Cross Origin Resource Sharing (CORS) is a way to bypass the same origin policy. However, it requires the remote host with the data API to participate, so doesn't apply if you don't control it and it isn't already set up to allow all origins / your origin.
Tomcat provides a built-in Servlet Filter for CORS. Wildfly/Undertow does not. Wildfly does come with RestEasy JAX-RS lib, which provides a ContainerRequestFilter, but that isn't compatible with a typical javax.servlet.Filter, so is only relevant if you are using JAX-RS for the endpoint you want to add CORS on. It's also possible to create your own custom Filter, or configure Wildfly/Undertow to send specific headers. However, take a look at the Tomcat CORS Filter Source and you'll see it isn't simple in the general case at least.

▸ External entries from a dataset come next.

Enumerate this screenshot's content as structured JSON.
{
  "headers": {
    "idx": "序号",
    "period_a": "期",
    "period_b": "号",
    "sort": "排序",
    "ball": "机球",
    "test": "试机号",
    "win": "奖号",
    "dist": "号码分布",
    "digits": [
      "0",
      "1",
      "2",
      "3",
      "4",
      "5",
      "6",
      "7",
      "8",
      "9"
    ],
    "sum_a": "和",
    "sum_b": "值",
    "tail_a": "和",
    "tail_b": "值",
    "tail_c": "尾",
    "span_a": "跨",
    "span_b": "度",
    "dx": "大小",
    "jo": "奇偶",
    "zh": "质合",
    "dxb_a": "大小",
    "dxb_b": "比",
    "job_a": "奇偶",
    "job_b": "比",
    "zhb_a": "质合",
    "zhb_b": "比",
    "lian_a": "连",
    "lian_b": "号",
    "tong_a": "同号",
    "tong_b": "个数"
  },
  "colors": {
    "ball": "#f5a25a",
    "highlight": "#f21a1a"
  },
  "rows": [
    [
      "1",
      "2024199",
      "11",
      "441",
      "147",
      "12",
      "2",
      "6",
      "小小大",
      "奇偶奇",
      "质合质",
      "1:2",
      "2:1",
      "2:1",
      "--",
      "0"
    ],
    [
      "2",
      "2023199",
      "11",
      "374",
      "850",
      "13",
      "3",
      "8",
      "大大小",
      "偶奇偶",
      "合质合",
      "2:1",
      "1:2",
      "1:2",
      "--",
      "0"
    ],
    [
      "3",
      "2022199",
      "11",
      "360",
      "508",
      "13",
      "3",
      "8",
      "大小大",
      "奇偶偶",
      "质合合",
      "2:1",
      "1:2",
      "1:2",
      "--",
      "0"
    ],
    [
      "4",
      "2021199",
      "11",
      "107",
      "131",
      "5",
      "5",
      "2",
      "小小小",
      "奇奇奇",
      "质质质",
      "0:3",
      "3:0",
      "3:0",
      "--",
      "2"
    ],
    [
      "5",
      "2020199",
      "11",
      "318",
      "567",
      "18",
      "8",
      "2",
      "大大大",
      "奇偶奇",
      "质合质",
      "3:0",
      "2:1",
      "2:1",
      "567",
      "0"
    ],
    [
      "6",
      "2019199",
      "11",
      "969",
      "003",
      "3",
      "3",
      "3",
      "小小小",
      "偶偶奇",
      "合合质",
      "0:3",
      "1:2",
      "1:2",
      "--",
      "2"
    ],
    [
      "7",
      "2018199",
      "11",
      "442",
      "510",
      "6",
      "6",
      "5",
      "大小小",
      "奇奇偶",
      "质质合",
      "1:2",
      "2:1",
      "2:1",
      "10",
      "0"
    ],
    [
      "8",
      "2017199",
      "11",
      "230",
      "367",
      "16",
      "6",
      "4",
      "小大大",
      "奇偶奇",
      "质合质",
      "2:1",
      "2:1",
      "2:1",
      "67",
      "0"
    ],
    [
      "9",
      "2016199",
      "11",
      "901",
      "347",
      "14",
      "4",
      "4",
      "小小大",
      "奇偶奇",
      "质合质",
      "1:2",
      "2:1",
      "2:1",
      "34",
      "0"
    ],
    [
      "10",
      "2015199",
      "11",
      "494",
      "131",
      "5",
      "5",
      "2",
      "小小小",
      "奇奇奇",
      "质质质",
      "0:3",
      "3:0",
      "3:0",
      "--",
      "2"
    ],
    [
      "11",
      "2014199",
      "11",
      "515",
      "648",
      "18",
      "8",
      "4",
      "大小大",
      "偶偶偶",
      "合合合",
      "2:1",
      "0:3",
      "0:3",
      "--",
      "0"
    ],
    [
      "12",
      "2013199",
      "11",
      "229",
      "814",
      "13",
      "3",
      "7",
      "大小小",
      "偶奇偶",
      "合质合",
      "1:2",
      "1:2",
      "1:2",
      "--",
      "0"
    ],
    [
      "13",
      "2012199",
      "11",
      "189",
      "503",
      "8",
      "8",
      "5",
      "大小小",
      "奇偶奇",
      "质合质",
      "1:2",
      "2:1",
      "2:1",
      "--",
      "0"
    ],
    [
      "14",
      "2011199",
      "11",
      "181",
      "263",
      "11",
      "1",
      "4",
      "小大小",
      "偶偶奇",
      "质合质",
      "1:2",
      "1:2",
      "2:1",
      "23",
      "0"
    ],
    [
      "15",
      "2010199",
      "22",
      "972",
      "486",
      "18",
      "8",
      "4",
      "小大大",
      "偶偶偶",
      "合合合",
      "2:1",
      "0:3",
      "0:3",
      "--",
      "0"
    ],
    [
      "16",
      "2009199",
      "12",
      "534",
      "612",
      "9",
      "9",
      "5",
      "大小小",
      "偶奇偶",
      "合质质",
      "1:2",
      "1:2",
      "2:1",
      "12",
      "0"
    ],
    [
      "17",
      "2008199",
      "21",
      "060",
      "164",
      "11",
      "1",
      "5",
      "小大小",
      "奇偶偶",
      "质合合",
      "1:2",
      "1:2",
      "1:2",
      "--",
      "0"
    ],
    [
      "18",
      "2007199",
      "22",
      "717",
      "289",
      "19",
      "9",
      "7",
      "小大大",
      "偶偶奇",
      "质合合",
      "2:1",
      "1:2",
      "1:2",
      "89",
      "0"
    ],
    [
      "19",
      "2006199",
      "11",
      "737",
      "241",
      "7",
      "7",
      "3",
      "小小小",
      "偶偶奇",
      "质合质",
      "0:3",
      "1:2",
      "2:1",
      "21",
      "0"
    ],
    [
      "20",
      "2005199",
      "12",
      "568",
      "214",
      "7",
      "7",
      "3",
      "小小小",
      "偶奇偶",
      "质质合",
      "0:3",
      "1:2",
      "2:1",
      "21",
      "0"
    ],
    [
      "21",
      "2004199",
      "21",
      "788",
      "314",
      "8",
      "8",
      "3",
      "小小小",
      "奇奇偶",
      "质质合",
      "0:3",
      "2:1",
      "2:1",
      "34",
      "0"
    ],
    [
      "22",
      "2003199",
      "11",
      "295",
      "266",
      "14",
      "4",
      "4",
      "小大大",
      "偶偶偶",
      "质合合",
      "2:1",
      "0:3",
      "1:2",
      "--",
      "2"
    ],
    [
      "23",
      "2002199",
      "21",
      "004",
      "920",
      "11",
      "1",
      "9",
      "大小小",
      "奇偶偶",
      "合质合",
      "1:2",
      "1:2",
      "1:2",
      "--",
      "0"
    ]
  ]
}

CORS is complicated and confusing, and keeping with security best practices restrictions should probably be lifted as narrowly as possible. This suggests the simplest thing of ALLOW_ORIGINS: *
is probably best avoided, in production at least. Or, if the special *
is used, should probably be applied very narrowly to specific paths, which complicates configuration.
There are other possible work-arounds as well, such as JSONP, but they're generally historical and not recommended.
The solution for working around the Same Origin Policy may differ in production vs development environments. In production, relying on a shared proxy server such as HAProxy is ideal. However, in this case, app development needs a separate solution. Possibilities:
- In development create a proxy endpoint directly in the app - then either use a container for the remote service or a fixed test server like acctest.acc.jlab.org. This is the most flexible as it doesn't matter where the remote is.
- You could spin up a Container with HAProxy or similar to allow sharing of the same port. Then for the remote service, either use a fixed server (such as acctest.acc.jlab.org) or spin up a Container. This has the advantage of most closely matching production, unless in production the two apps aren't behind the same proxy, in which case this would only solve development scenario.
- Configure a fixed server such as acctest.acc.jlab.org to use CORS allow from any. Could be done in production too, but that has security implications so seems less good.